As his name suggests, INC candidate Rahul Gandhi’s background is quite different from Modi’s. He is the great-grandson of Jawaharlal Nehru, India’s first Prime Minister; his grandmother Indira and his father Rajiv both served terms as Prime Minister, and his mother Sonia is currently the leader of the INC. His impressive family has not been universally popular: his grandmother was assassinated by her Sikh bodyguards while still in office and his father was assassinated while running for re-election by a member of the Tamil Tigers, a Sri Lankan separatist group. Despite being a scion of India’s preeminent political dynasty, Gandhi himself lacks political experience, which makes it difficult for analysts and voters alike to assuage his policy priorities. The INC is India’s most prominent center-left party, known for its secularism and social liberalism, and Gandhi has often spoken of his desire to empower India’s women and young people. However, it is questionable whether he has the political expertise and acumen to transform his ideals into reality. The 43-year-old has only served one term on India’s national legislature and although he is currently the Vice President of the INC, he has few political deeds to his name.

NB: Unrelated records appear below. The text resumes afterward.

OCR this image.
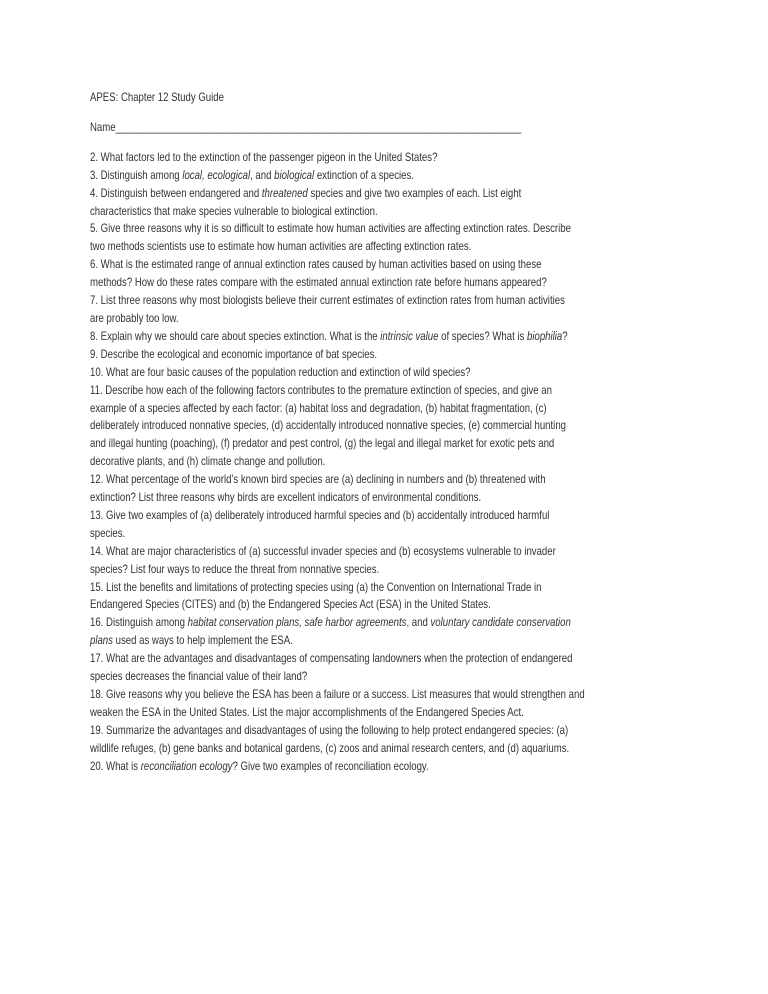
APES: Chapter 12 Study Guide

Name____________________________________________________________________________

2. What factors led to the extinction of the passenger pigeon in the United States?
3. Distinguish among local, ecological, and biological extinction of a species.
4. Distinguish between endangered and threatened species and give two examples of each. List eight
characteristics that make species vulnerable to biological extinction.
5. Give three reasons why it is so difficult to estimate how human activities are affecting extinction rates. Describe
two methods scientists use to estimate how human activities are affecting extinction rates.
6. What is the estimated range of annual extinction rates caused by human activities based on using these
methods? How do these rates compare with the estimated annual extinction rate before humans appeared?
7. List three reasons why most biologists believe their current estimates of extinction rates from human activities
are probably too low.
8. Explain why we should care about species extinction. What is the intrinsic value of species? What is biophilia?
9. Describe the ecological and economic importance of bat species.
10. What are four basic causes of the population reduction and extinction of wild species?
11. Describe how each of the following factors contributes to the premature extinction of species, and give an
example of a species affected by each factor: (a) habitat loss and degradation, (b) habitat fragmentation, (c)
deliberately introduced nonnative species, (d) accidentally introduced nonnative species, (e) commercial hunting
and illegal hunting (poaching), (f) predator and pest control, (g) the legal and illegal market for exotic pets and
decorative plants, and (h) climate change and pollution.
12. What percentage of the world’s known bird species are (a) declining in numbers and (b) threatened with
extinction? List three reasons why birds are excellent indicators of environmental conditions.
13. Give two examples of (a) deliberately introduced harmful species and (b) accidentally introduced harmful
species.
14. What are major characteristics of (a) successful invader species and (b) ecosystems vulnerable to invader
species? List four ways to reduce the threat from nonnative species.
15. List the benefits and limitations of protecting species using (a) the Convention on International Trade in
Endangered Species (CITES) and (b) the Endangered Species Act (ESA) in the United States.
16. Distinguish among habitat conservation plans, safe harbor agreements, and voluntary candidate conservation
plans used as ways to help implement the ESA.
17. What are the advantages and disadvantages of compensating landowners when the protection of endangered
species decreases the financial value of their land?
18. Give reasons why you believe the ESA has been a failure or a success. List measures that would strengthen and
weaken the ESA in the United States. List the major accomplishments of the Endangered Species Act.
19. Summarize the advantages and disadvantages of using the following to help protect endangered species: (a)
wildlife refuges, (b) gene banks and botanical gardens, (c) zoos and animal research centers, and (d) aquariums.
20. What is reconciliation ecology? Give two examples of reconciliation ecology.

Despite his leadership within his party and in youth and student politics, his detractors criticize his image as a thinker rather than a doer as they assail the dynastic nature of the Gandhi family’s presence in Indian politics.

Indian citizens, and especially women, have a difficult decision to make. On the one hand, Modi’s reputation as a conservative nationalist is deeply troubling. However, he does have a few things to boast about—Gujarat’s economic trajectory over the past decade has been the envy of many other states. As India attempts to battle rising inflation and slowing growth, Modi’s plan of improving infrastructure and promoting urbanization (nicknamed “Modinomics”) could help it move past the stagnation it is facing, and his ties with India’s corporate leaders and businessmen could assist with the country’s development as well. For India’s women, further economic development could lead to improved rights and greater freedom and agency. On the other hand, voters have an idealistic and progressive choice for Prime Minister in Gandhi, but his lack of political expertise might hinder his success. Additionally, the INC’s economic policies include various welfare plans in keeping with its ideology of economic inclusion, something many Indian voters are not on board with in the middle of an economic downturn. It remains to be seen which candidate will win and how the status of Indian women will be affected come May 16.